Söz konusu bölge, Türkiye Cumhuriyeti Kültür ve Turizm Bakanlığı’na bağlı İstanbul 1 Numaralı Kültür Varlıklarını Koruma Bölge Kurulu’nun 13 Mart 2014 tarihli kararıyla “1. Derece Arkeolojik Sit” statüsünde koruma altına alınmış durumda. Bu statü, alanın arkeolojik açıdan yüksek derecede değerli olduğunu ve herhangi bir yapılaşma ya da müdahaleye karşı sıkı kurallarla korunması gerektiğini ifade ediyor. Hal böyleyken, alanda süren inşaat çalışmalarının yasal dayanağı sorgulanıyor. KUDEB (Kültürel Varlıkları Koruma ve Denetleme Birimi), Koruma Kurulu ve Vakıflar Müdürlüğü’nün bu çalışmalardan haberdar olup olmadığı ise henüz netlik kazanmadı. Uzmanlar, “1. Derece Arkeolojik Sit alanında inşaat yapılması mümkün değil, kimse buna izin veremez” diyerek çalışmaların kaçak olabileceği ihtimalini gündeme getiriyor.
Tartışmaların odağındaki bir diğer isim ise Adalar Belediye Başkanı Ali Ercan Akpolat. Kamuoyunda, “Bu çalışmalara el altından siz mi izin verdiniz?” sorusu yankılanıyor. Belediye yönetiminin, durdurulan bir inşaatın yeniden başlamasına nasıl göz yumduğu ve iddialara konu olan meclis üyesinin kimliği konusunda henüz resmi bir açıklama yapılmadı.
Kültür ve Turizm Bakanlığı’na bağlı İstanbul 1 Numaralı Kültür Varlıklarını Koruma Bölge Kurulu’nun 13 Mart 2014’te aldığı karar, tartışmalara yeni bir boyut kazandırdı. Sanat Tarihçi Sude Aşkın Saki tarafından hazırlanan ve Aynur Arıtar tarafından kontrol edilen raporda, alanın “1. Derece Arkeolojik Sit” statüsüyle koruma altına alındığı açıkça belirtiliyor. Müze Araştırması ekibinin katkılarıyla desteklenen belgede, harita ve fotoğraflarla alanın sınırları ve doğal özellikleri detaylı bir şekilde ortaya konuyor.
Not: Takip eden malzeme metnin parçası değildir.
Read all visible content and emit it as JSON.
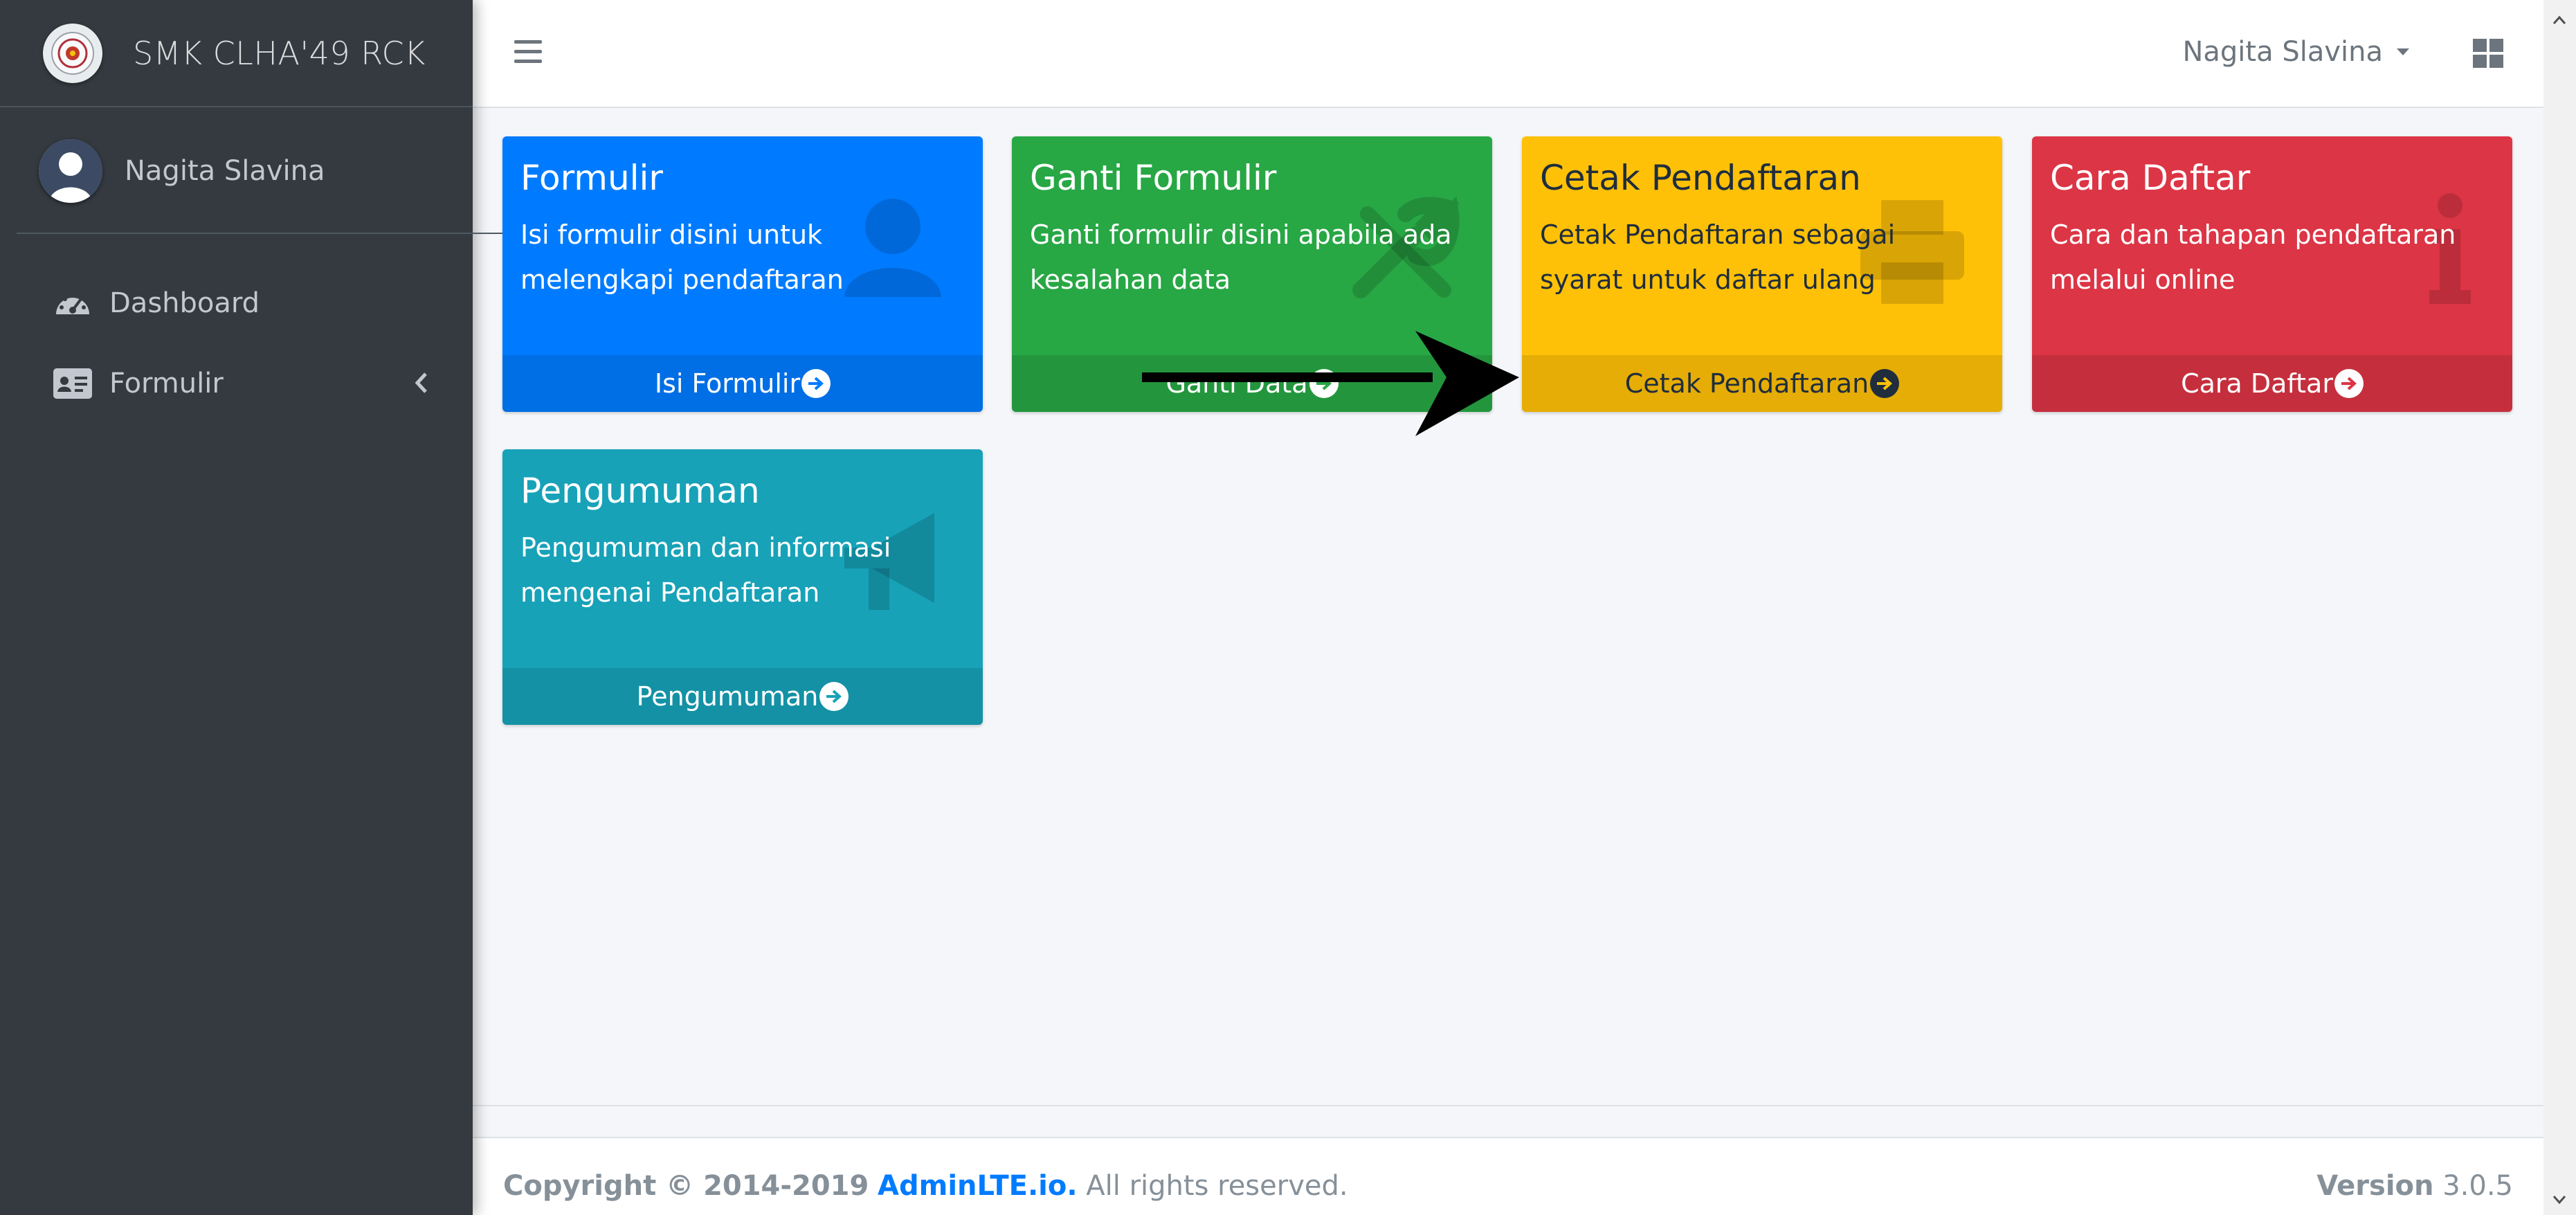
{
  "brand": {
    "title": "SMK CLHA'49 RCK"
  },
  "sidebar": {
    "user_name": "Nagita Slavina",
    "items": [
      {
        "label": "Dashboard",
        "icon": "tachometer-icon"
      },
      {
        "label": "Formulir",
        "icon": "id-card-icon"
      }
    ]
  },
  "header": {
    "user_name": "Nagita Slavina"
  },
  "boxes": [
    {
      "title": "Formulir",
      "text": "Isi formulir disini untuk melengkapi pendaftaran",
      "footer": "Isi Formulir",
      "color": "#007bff",
      "icon": "user-icon"
    },
    {
      "title": "Ganti Formulir",
      "text": "Ganti formulir disini apabila ada kesalahan data",
      "footer": "Ganti Data",
      "color": "#28a745",
      "icon": "tools-icon"
    },
    {
      "title": "Cetak Pendaftaran",
      "text": "Cetak Pendaftaran sebagai syarat untuk daftar ulang",
      "footer": "Cetak Pendaftaran",
      "color": "#ffc107",
      "icon": "print-icon"
    },
    {
      "title": "Cara Daftar",
      "text": "Cara dan tahapan pendaftaran melalui online",
      "footer": "Cara Daftar",
      "color": "#dc3545",
      "icon": "info-icon"
    },
    {
      "title": "Pengumuman",
      "text": "Pengumuman dan informasi mengenai Pendaftaran",
      "footer": "Pengumuman",
      "color": "#17a2b8",
      "icon": "megaphone-icon"
    }
  ],
  "footer": {
    "copyright_prefix": "Copyright © 2014-2019",
    "brand_link": "AdminLTE.io.",
    "rights": "All rights reserved.",
    "version_label": "Version",
    "version_value": "3.0.5"
  }
}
Yoğun bitki örtüsü, kaya oyukları ve tarihi kalıntılarla dolu bu bölge, hem arkeolojik hem de doğal miras açısından büyük bir öneme sahip.
Büyükada’daki tartışmalı alanın bir diğer önemli unsuru ise Kadınlar Manastırı, yani Kadılar Manastırı. 6. yüzyılda inşa edilen ve dönemin önemli figürlerinden Irene tarafından onarılmış olan bu tarihi yapı, Hazine’ye ait bir alan olarak envanterde yer alıyor. Ancak belgeler, manastırın 1920’lerden beri koruma altında olmasına rağmen geçen yıllar içinde harap olduğunu ve talan edildiğini gözler önüne seriyor. “1. Derece Arkeolojik Sit” statüsündeki bu alanın günümüzdeki inşaat çalışmalarıyla daha fazla zarar görmesi, kültürel mirasın korunması adına endişe yaratıyor.
Büyükada’daki arkeolojik sit alanında devam eden inşaat çalışmaları, hem yasal hem de etik açıdan ciddi soru işaretleri barındırıyor. Adalar Belediyesi, Koruma Kurulu ve ilgili kurumların bu konuda ne gibi adımlar atacağı, kamuoyu tarafından yakından takip ediliyor. Tarihi ve doğal mirasın korunması adına verilen mücadelede, gerçeklerin gün yüzüne çıkması için tüm gözler yetkili mercilerin yapacağı açıklamalara çevrilmiş durumda.